How It Feels to Be Offline for a Day
Spoiler: we survived. But there was a bird detective, no watch, and a bill we couldn’t pay.
We asked for the bill. The waiter came smiling. We reached for our pockets and realized we had no way to pay.
No phones. No wallets. Just two people blinking at each other and laughing nervously. We’re so used to paying with Apple Pay, we didn’t think about this small detail when we left our phones in the room that morning. It turned out to be just one of several small incidents from the day we decided to go completely screen-free.
We’d been talking about doing a full offline day for a while. But on a regular day at home, it felt… unrealistic. Too many reasons to need the phone at reach.But we were away on a long weekend break, and that felt like the perfect time to try.
By the end of the day, we both wanted to do it again. But we also learned just how deeply phones are stitched into the fabric of our lives, in ways we hadn’t fully noticed before.
But what I also realized is that I’m not as dependent on my phone as I thought. I expected withdrawal. I thought I’d fidget or reach for it unconsciously. But… nothing. I didn’t miss it.
What I did miss, surprisingly, was the time. I hadn’t realized how many times a day I check it. Not actively, but passively, through a glance at the screen, a phone, a laptop, a microwave. The modern world is saturated with clocks. When that’s taken away, you notice. I found myself disoriented a few times, and realized: if I do this again, I need a watch.
There was one thing that popped up a few times during the day, a low hum in the back of my mind: What if someone from my family needs something? We don’t talk every day, but the thought still crept in. That little thread of worry, not overwhelming, just… present.
At lunch, we had a great salad. Normally I’d snap a photo to remember it. But this time, with no phone, I just stared at the plate and repeated the ingredients to myself like a spell I didn’t want to forget. And guess what? A week later, I recreated the salad from memory. Which is funny, because I have dozens of food photos I’ve never looked at again, but somehow, the act of really looking helped it stick. There’s something about making an effort to remember that makes the memory stay.

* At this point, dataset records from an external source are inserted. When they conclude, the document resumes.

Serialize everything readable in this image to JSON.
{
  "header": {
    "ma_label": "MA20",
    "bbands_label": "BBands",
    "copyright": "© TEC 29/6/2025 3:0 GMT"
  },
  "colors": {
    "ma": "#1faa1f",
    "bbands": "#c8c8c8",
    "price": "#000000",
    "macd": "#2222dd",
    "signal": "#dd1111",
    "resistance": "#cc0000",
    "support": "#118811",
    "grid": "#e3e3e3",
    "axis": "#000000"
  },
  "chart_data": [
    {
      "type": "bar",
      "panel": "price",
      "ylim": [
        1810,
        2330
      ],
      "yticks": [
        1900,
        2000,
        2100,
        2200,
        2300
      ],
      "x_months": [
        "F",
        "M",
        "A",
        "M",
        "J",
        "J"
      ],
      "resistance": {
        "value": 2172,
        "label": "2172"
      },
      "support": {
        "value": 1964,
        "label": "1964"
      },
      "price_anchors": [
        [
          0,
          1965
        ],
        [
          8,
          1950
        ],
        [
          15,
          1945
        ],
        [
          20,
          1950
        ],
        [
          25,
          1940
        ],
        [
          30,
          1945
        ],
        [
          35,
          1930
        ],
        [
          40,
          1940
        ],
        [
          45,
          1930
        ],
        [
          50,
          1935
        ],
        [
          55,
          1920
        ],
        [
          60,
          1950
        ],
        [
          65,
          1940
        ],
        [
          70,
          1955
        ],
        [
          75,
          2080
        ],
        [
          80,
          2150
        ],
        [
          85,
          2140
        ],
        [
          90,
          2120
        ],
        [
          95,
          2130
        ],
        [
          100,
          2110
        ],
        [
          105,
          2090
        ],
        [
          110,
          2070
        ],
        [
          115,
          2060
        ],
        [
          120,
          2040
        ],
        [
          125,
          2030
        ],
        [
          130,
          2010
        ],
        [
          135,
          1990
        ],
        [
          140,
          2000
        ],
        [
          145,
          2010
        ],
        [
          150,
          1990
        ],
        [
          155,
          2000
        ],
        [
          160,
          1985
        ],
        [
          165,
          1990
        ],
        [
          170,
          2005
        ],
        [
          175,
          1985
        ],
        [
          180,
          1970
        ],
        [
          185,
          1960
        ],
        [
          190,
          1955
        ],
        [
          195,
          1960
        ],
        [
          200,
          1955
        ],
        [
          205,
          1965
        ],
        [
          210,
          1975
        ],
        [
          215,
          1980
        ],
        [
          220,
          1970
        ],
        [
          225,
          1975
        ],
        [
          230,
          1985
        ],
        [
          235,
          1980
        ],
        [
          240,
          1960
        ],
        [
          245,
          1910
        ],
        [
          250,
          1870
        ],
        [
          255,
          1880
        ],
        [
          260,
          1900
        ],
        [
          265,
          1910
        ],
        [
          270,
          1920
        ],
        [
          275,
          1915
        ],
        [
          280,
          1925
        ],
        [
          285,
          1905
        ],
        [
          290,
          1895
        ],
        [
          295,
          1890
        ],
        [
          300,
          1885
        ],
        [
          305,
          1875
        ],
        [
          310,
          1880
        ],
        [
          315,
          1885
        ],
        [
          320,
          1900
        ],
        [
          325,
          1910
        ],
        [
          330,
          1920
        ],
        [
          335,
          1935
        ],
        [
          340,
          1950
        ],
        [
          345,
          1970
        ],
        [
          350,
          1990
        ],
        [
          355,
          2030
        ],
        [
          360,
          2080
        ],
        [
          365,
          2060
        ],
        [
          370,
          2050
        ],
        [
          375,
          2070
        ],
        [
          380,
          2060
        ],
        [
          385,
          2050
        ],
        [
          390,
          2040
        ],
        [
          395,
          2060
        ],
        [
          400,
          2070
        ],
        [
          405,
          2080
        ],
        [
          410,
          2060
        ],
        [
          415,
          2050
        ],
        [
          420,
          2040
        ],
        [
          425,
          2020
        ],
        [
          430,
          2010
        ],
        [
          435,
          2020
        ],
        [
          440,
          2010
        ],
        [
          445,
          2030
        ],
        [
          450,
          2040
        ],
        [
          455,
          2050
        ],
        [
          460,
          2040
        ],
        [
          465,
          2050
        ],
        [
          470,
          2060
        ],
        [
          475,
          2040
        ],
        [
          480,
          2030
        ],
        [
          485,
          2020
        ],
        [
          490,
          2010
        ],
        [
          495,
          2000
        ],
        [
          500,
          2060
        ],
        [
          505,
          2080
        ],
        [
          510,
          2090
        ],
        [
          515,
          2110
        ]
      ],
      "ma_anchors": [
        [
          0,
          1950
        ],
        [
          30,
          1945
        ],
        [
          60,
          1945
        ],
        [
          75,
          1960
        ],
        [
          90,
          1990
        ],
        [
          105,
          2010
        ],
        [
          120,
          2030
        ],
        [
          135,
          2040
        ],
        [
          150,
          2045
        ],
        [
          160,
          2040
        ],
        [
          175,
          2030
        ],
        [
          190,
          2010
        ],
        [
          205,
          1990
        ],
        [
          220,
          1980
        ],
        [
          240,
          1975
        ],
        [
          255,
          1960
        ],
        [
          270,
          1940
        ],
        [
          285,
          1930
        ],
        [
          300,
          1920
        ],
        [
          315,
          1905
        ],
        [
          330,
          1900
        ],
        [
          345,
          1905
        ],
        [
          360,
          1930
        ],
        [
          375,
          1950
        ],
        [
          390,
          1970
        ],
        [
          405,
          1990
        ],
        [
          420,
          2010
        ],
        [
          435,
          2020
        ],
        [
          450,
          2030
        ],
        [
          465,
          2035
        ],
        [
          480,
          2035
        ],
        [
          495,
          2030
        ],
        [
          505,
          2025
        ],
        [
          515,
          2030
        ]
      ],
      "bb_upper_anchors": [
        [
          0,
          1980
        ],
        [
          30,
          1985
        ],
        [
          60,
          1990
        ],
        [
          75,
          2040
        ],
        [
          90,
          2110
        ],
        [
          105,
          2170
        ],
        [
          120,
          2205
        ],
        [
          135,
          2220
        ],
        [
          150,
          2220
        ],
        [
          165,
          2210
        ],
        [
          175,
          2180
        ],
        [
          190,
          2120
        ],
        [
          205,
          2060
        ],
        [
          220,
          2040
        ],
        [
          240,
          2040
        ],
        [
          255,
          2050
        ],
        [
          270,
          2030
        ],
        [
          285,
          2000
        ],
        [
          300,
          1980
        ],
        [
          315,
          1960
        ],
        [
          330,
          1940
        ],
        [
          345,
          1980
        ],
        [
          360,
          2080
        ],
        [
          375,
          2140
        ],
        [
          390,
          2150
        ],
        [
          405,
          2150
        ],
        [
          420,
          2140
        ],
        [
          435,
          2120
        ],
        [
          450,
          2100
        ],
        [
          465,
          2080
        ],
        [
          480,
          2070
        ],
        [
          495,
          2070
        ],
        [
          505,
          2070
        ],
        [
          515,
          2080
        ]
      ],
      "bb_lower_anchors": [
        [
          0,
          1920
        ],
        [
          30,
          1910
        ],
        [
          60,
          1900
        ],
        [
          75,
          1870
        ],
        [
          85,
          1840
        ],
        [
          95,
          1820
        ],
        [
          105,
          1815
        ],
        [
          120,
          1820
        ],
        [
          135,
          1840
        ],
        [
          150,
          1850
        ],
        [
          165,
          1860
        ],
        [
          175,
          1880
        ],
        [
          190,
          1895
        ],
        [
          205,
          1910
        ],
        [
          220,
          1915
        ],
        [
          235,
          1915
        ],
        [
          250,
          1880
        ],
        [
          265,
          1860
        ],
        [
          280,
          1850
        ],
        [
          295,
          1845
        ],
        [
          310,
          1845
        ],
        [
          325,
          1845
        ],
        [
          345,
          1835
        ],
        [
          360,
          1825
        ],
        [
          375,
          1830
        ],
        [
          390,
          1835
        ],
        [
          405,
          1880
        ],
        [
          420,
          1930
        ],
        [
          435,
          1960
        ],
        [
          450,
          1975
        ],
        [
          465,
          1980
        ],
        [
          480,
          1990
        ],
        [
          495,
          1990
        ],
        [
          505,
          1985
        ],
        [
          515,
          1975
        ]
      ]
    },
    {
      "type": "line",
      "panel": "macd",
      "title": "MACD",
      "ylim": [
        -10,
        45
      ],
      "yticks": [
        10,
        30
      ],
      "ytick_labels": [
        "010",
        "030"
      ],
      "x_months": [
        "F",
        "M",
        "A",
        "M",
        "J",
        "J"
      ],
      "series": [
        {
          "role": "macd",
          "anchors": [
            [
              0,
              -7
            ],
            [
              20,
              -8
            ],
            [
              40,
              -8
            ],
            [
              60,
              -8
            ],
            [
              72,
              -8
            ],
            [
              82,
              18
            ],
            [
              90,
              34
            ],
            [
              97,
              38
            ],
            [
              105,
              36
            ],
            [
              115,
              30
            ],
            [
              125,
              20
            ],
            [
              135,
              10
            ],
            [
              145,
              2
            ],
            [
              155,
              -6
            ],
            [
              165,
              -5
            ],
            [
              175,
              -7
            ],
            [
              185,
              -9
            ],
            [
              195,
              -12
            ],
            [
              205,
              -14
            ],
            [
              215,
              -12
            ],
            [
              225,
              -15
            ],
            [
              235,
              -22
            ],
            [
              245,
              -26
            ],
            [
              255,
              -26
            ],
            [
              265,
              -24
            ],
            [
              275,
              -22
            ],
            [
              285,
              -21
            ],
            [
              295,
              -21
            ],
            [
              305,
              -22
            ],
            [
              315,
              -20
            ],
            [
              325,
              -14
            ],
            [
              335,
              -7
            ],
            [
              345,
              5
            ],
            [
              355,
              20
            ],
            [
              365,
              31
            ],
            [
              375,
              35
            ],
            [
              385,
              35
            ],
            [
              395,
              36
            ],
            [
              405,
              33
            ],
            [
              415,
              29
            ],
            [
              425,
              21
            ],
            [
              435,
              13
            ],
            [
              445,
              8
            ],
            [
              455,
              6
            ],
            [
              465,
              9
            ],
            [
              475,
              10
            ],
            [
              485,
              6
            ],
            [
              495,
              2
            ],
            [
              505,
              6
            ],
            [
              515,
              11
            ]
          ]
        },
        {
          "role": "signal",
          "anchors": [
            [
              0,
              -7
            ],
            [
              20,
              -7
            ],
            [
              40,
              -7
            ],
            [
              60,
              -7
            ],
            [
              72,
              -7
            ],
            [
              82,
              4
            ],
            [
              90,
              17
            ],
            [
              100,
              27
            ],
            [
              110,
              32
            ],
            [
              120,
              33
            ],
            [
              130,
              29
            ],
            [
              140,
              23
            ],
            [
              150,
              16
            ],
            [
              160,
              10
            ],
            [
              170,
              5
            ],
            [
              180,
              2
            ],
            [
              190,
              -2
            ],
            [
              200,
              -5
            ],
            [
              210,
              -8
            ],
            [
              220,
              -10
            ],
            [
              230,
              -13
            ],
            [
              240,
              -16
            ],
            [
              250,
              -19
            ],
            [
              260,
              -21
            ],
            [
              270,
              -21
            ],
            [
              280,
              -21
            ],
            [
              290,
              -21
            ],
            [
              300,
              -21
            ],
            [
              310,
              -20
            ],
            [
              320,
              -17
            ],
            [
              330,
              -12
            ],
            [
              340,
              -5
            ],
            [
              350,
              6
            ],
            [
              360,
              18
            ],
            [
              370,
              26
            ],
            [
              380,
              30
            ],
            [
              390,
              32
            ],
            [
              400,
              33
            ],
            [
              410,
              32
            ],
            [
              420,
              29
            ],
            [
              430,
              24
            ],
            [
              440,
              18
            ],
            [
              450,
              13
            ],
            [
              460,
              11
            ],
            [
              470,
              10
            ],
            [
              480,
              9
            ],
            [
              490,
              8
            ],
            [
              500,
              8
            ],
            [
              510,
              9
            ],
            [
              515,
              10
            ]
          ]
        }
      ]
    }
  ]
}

Later, my partner noticed a huge number of a particular bird species flying around the pool. We’d been there three days and hadn’t noticed. He asked me what kind of bird it was. I had no idea. No Google. No ChatGPT. So he walked off and talked to the hotel staff until he found out: it’s a protected species. And in the process, he came back with three other stories, all from that one little mission. A question, a walk, a few conversations, and we suddenly knew more about the place than in the previous three days combined.
With nothing to do in the in-between moments, I either read or people-watched. By the end of the day, I’d finished my book. We also had a full mental map of the families staying at the hotel, their dynamics, nationalities, quirks. Not because we were being nosy. Just… present. On previous days, none of that registered.
At the gym, I usually use my phone for music, checking videos, logging workouts. That day, I brought pen and paper instead. For the rest, I interrupted my partner a lot: asking for help, guidance, feedback. He actually liked it. Since then, we’ve been trying to train at the same time, more often.
So, did it radically change our lives? No. Was it incredibly difficult? Not really. But it did change the texture of the day. We noticed more. Talked more. And most interestingly, we ended the day feeling calmer. It was as if our brains hadn’t been running at full bandwidth all day. And maybe that’s part of the tiredness we feel without realizing. The constant, subtle drain of a hundred pings and scrolls.
Ah, and the bill? We just walked back, got our wallets, and spent the rest of the day with old-school plastic cards in our pockets.